Raigyne Louis

Personal information
- Born: September 3, 1994 (age 31) Fort Lauderdale, Florida, U.S.
- Listed height: 5 ft 10 in (1.78 m)

Career information
- High school: American Heritage (Plantation & Delray Beach)
- College: LSU (2013–2018);
- WNBA draft: 2018: 3rd round, 25th overall pick
- Drafted by: Las Vegas Aces
- Playing career: 2018–present
- Position: Guard

Career history
- 2018: Las Vegas Aces

Career highlights
- All-SEC First Team (2018); SEC Defensive Player of the Year (2017); All-SEC Second Team (2017); 2x SEC All-Defensive Team (2017, 2018); All-SEC Freshman Team (2014);
- Stats at Basketball Reference

= Raigyne Louis =

American basketball player (born 1994)

Raigyne Louis (born September 3, 1994) is an American professional basketball player. She was drafted by the Las Vegas Aces in the 2018 WNBA draft. She played college basketball at LSU.

==College career==
Louis came out of high school as the 18th overall ranked recruit per ESPN's HoopGurlz Top 100. She was the 6th overall guard in the class, as well. Louis committed to LSU after also taking official visits to Miami, Oklahoma, and South Carolina. Louis became the highest guard signed by LSU since Allison Hightower in 2006.

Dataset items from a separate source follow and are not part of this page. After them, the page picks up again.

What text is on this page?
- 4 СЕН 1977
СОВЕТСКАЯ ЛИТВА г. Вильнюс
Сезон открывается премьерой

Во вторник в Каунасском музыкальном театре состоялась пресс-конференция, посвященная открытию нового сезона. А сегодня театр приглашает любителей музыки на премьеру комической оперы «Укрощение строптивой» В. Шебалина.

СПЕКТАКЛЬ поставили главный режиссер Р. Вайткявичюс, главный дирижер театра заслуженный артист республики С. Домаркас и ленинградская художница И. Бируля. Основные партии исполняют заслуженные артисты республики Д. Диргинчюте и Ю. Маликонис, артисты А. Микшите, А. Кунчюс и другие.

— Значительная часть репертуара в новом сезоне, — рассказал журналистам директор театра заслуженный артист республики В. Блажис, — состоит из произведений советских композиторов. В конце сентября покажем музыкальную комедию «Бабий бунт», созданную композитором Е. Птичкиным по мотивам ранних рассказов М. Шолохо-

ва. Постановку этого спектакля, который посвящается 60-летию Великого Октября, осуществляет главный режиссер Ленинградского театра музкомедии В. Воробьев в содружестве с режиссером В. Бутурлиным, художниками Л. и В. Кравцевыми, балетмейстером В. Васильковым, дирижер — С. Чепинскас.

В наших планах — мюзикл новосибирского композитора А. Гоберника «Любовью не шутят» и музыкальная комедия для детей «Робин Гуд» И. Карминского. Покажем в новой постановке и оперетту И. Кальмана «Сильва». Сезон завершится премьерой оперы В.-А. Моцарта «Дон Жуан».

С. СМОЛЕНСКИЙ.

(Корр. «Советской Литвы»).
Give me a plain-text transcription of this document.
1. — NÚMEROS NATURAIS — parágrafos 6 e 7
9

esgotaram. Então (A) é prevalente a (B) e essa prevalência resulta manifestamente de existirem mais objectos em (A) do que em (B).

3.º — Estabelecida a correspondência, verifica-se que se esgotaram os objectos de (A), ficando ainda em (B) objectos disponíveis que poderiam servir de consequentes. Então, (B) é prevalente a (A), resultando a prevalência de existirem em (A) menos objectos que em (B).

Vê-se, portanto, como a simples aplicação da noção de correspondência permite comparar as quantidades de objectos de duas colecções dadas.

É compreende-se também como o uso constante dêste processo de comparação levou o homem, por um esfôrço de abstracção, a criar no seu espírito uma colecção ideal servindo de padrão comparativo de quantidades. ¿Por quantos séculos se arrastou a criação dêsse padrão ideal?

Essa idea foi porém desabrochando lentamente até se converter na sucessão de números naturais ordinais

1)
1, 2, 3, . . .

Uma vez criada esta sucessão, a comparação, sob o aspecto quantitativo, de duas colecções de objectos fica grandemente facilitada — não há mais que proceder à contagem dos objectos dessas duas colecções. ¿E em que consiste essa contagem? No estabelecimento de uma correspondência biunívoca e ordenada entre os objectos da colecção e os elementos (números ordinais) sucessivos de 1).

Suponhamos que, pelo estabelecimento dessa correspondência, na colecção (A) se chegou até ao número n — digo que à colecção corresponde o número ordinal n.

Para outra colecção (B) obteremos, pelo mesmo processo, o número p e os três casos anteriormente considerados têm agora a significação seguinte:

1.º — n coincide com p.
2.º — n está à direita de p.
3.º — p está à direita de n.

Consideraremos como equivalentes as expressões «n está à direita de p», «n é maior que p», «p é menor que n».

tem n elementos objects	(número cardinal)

Louis was named to the SEC All-Freshman team during her first season in Baton Rouge. During the 2016–2017 season, Louis had one of her best season for the Tigers. She was named to the All-SEC 2nd Team, All-Defensive Team, and was named the conference's Defensive Player of the Year. She finished off her career at LSU by making the All-SEC 1st Team.

==College statistics==

| Year | Team | GP | Points | FG% | 3P% | FT% | RPG | APG | SPG | BPG | PPG |
| 2013–14 | LSU | 31 | 312 | .427 | .000 | .703 | 4.5 | 2.1 | 1.8 | 0.4 | 10.1 |
| 2014–15 | LSU | 31 | 365 | .388 | .167 | .661 | 6.7 | 2.5 | 1.9 | 0.5 | 11.8 |
| 2015–16 | LSU | 3 | 31 | .267 | .000 | .583 | 7.0 | 3.7 | 2.7 | 0.3 | 10.3 |
| 2016–17 | LSU | 32 | 507 | .406 | .167 | .698 | 5.9 | 2.9 | 3.3 | 0.8 | 15.8 |
| 2016–17 | LSU | 29 | 466 | .431 | .313 | .619 | 5.8 | 3.9 | 2.3 | 0.2 | 16.1 |
| Career | 126 | 1681 | .408 | .260 | .672 | 5.8 | 2.8 | 2.4 | 0.5 | 13.3 |

==Professional career==
===Las Vegas Aces===
Louis was drafted in the 3rd Round of the 2018 WNBA draft by the Las Vegas Aces. Louis will be the third player under LSU coach Nikki Fargas to play in the WNBA. Louis impressed Head Coach Bill Laimbeer with her defensive intensity during training camp. Laimbeer stated that "she was probably the best defender we have in camp." Louis made the Aces's opening night roster, but was waived later in May to make room for players returning from their overseas commitments.

==WNBA career statistics==

===Regular season===

| Year | Team | GP | GS | MPG | FG% | 3P% | FT% | RPG | APG | SPG | BPG | TO | PPG |
|---|---|---|---|---|---|---|---|---|---|---|---|---|---|
| 2018 | Las Vegas | 2 | 0 | 10.5 | .400 | .000 | .667 | 2.0 | 0.5 | 0.5 | 0.0 | 2.0 | 3.0 |
| Career | 1 year, 1 team | 2 | 0 | 10.5 | .400 | .000 | .667 | 2.0 | 0.5 | 0.5 | 0.0 | 2.0 | 3.0 |

==Personal life==
Louis married LSU football player Lamar Louis in July 2017.